Please see the excellent post in The Baseline Scenario (for my money one of the best economics and financial blogs around) where housing is evaluated as a bad personal investment.  The graph shows that housing values remained more or less flat for years in real terms (adjusted for inflation) and then we had the bubble and its collapse.

Friends of Coral Gables–Do not count on your house ever becoming again an ATM for you and the city (via higher taxes).  All future tax increases will come straight out of your pocket.

…I don’t think it’s correct to say that an era is over–an era when housing appreciation was the key to the economy. The chart above shows simply that that era never existed; housing was flat for a long time, and then there was a bubble. Instead, we had the illusion of an era of housing appreciation, produced mainly by leverage and price illusion.

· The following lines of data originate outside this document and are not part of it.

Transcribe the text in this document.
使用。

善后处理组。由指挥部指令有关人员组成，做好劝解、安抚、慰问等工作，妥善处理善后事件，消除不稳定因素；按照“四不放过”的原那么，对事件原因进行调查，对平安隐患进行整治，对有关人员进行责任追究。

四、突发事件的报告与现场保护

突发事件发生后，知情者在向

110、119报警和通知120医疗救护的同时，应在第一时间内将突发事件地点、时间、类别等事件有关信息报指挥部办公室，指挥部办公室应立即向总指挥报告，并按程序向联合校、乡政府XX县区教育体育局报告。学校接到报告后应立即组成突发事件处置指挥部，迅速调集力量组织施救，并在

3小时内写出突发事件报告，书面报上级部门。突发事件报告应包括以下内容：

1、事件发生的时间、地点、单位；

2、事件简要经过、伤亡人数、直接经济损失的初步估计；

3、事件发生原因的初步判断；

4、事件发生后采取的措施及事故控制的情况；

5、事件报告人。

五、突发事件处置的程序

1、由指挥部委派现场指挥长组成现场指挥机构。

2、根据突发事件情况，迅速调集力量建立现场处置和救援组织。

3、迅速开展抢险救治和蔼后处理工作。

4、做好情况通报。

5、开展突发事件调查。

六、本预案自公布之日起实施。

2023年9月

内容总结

For every homeowner who made a killing because she got a fixed-rate mortgage in 1970, there was a new family that couldn’t afford a house in 1980 because interest rates were too high, or a savings and loan that failed because it was weighed down by those fixed-rate mortgages. That whole phenomenon was just a transfer of wealth within society.

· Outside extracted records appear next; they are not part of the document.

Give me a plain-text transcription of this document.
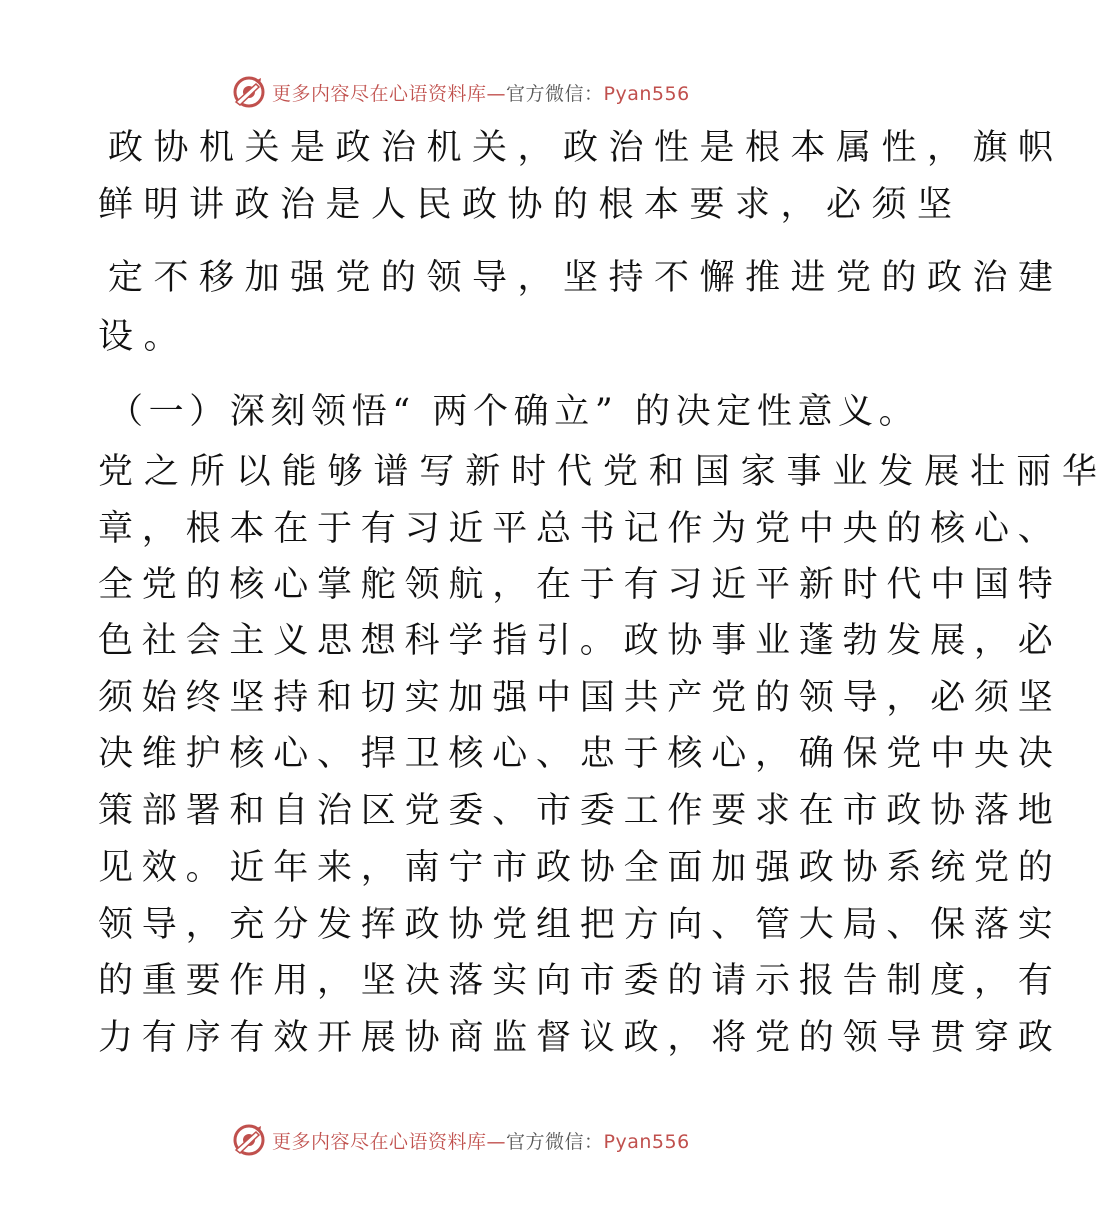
更多内容尽在心语资料库—官方微信：Pyan556

政协机关是政治机关，政治性是根本属性，旗帜

鲜明讲政治是人民政协的根本要求，必须坚

定不移加强党的领导，坚持不懈推进党的政治建

设。

（一）深刻领悟“ 两个确立” 的决定性意义。

党之所以能够谱写新时代党和国家事业发展壮丽华

章，根本在于有习近平总书记作为党中央的核心、

全党的核心掌舵领航，在于有习近平新时代中国特

色社会主义思想科学指引。政协事业蓬勃发展，必

须始终坚持和切实加强中国共产党的领导，必须坚

决维护核心、捍卫核心、忠于核心，确保党中央决

策部署和自治区党委、市委工作要求在市政协落地

见效。近年来，南宁市政协全面加强政协系统党的

领导，充分发挥政协党组把方向、管大局、保落实

的重要作用，坚决落实向市委的请示报告制度，有

力有序有效开展协商监督议政，将党的领导贯穿政

更多内容尽在心语资料库—官方微信：Pyan556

via Housing in Ten Words « The Baseline Scenario.

More Bad Housing News

Housing problems continue unabated, which is bad news for the South Florida and Coral Gables economy.

In the average congressional district, serious mortgage delinquency rates – defined as borrowers more than three months behind on their payments – are 9.4 per cent, compared to 3.3 per cent at the time of the election in 2008, according to a study by Deutsche Bank.

The pain remains concentrated in states such as Florida, California and Nevada. More than one in five borrowers are at least three months overdue on their mortgage payments in 23 congressional districts – including 13 in Florida, six in California and two in Nevada.

via FT.com / US / Economy & Fed – US house mortgage arrears mount.